Он был по-своему прав и в первом случае, когда признался в предательстве, и во втором — когда отрекся от своей вины. Стремясь к внутреннему усовершенствованию, он одновременно заботился и о житейском благополучии. Первое делало его свободным, а второе — лживым. Он захотел найти что-то среднее, безболезненное. Наверное, это-то окончательно разрушило его.

— А вы поверьте! — попросил Рымкевич. — Я не мог выручить вашего отца… Зато я помогал вам. У вас сохранили квартиру. Я был в приемной комиссии, когда вы поступили в институт. Я поддержал вашу кандидатуру на новую должность…

— Вы торопитесь! — сказал Морозов.

— А вы готовы меня судить? — усмехнулся Рымкевич.

— Занимайтесь этим сами.

— А что вы знаете обо мне? Что вы знаете об одиночестве, когда приходят ночные мысли? Я решил встретиться с вами и все объяснить…

— По-моему, отец простил вас, — сказал Морозов. — Или простил, или забыл, или презирал, но он вспоминал без зла. Он был просто лучше вас и знал это.

— Да, он был лучше… А может… может, вам нужна моя помощь?

— Нет, не нужна.

Рымкевич оглянулся на Зимина. Сергей Максимович смотрел в окно, как ветер гнет темные деревья.

— Сергей, нужно помочь? — повторил Рымкевич.

— А чем вы поможете? — покачал головой Зимин. — Нет, спасибо.

— Как? — воскликнул Рымкевич с оттенком прежней властности. — Возьми на столе записку твоего Халдеева. У него целый план реконструкции.

— Ладно, — нехотя сказал Зимин.

Лицевые мускулы напряглись, рука потянулась к столу, но, не достав, опустилась.

— Валентин Алексеевич, я слышал весь разговор, — произнес Зимин с сомнением и тревогой. — Я хотел уйти, но вы меня удержали. Я хочу сказать, что думаю про все это.

— Ну, давай, — ответил Рымкевич, хорошо знающий свои отношения с начальником шахты.

Зимин несколько мгновений смотрел вверх. Тон, которым говорил он, не оставлял сомнений, что Зимин решил осудить Рымкевича. Но чем дольше затягивалось молчание, тем яснее становилось Морозову, что Зимин не решается сказать то, что хотелось ему сказать. Несколько мгновений на невидимых весах невыразимо тоскливо раскачивались два желания: быть справедливым или быть благополучным.

— Я вам не судья, — тихо произнес Зимин. Он нашарил на столешнице докладную записку Халдеева, и ссутулившись, уткнулся в нее. По всей вероятности, в этот миг он был благодарен за эту неожиданную записку, которой Халдеев наверняка желал укрепить свои позиции перед возможными переменами.

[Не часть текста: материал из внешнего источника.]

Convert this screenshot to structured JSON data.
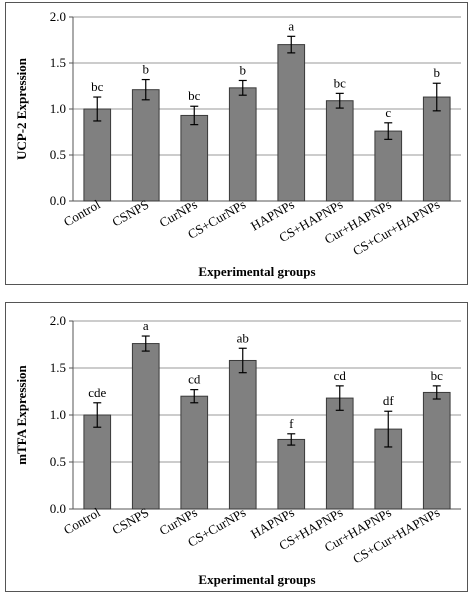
{
  "chart_data": [
    {
      "type": "bar",
      "categories": [
        "Control",
        "CSNPS",
        "CurNPs",
        "CS+CurNPs",
        "HAPNPs",
        "CS+HAPNPs",
        "Cur+HAPNPs",
        "CS+Cur+HAPNPs"
      ],
      "values": [
        1.0,
        1.21,
        0.93,
        1.23,
        1.7,
        1.09,
        0.76,
        1.13
      ],
      "errors": [
        0.13,
        0.11,
        0.1,
        0.08,
        0.09,
        0.08,
        0.09,
        0.15
      ],
      "significance_labels": [
        "bc",
        "b",
        "bc",
        "b",
        "a",
        "bc",
        "c",
        "b"
      ],
      "xlabel": "Experimental groups",
      "ylabel": "UCP-2 Expression",
      "ylim": [
        0,
        2.0
      ],
      "yticks": [
        "0.0",
        "0.5",
        "1.0",
        "1.5",
        "2.0"
      ],
      "grid": true,
      "bar_color": "#808080"
    },
    {
      "type": "bar",
      "categories": [
        "Control",
        "CSNPS",
        "CurNPs",
        "CS+CurNPs",
        "HAPNPs",
        "CS+HAPNPs",
        "Cur+HAPNPs",
        "CS+Cur+HAPNPs"
      ],
      "values": [
        1.0,
        1.76,
        1.2,
        1.58,
        0.74,
        1.18,
        0.85,
        1.24
      ],
      "errors": [
        0.13,
        0.08,
        0.07,
        0.13,
        0.06,
        0.13,
        0.19,
        0.07
      ],
      "significance_labels": [
        "cde",
        "a",
        "cd",
        "ab",
        "f",
        "cd",
        "df",
        "bc"
      ],
      "xlabel": "Experimental groups",
      "ylabel": "mTFA Expression",
      "ylim": [
        0,
        2.0
      ],
      "yticks": [
        "0.0",
        "0.5",
        "1.0",
        "1.5",
        "2.0"
      ],
      "grid": true,
      "bar_color": "#808080"
    }
  ]
}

Глаза Рымкевича подернулись сухой бестрепетной пленкой. Они стали похожими на глаза деда Григория Петровича Морозова, когда тот предавался воспоминаниям. На его лице теперь составилось выражение какой-то жесткой одухотворенности, словно не было ни разрушения, ни раскаяния. Тяжелая краснота лба и висков и расширенные гипертонией глазные сосуды, как это ни удивительно, не напоминали о волнении, они просто казались естественными признаками пожилого возраста.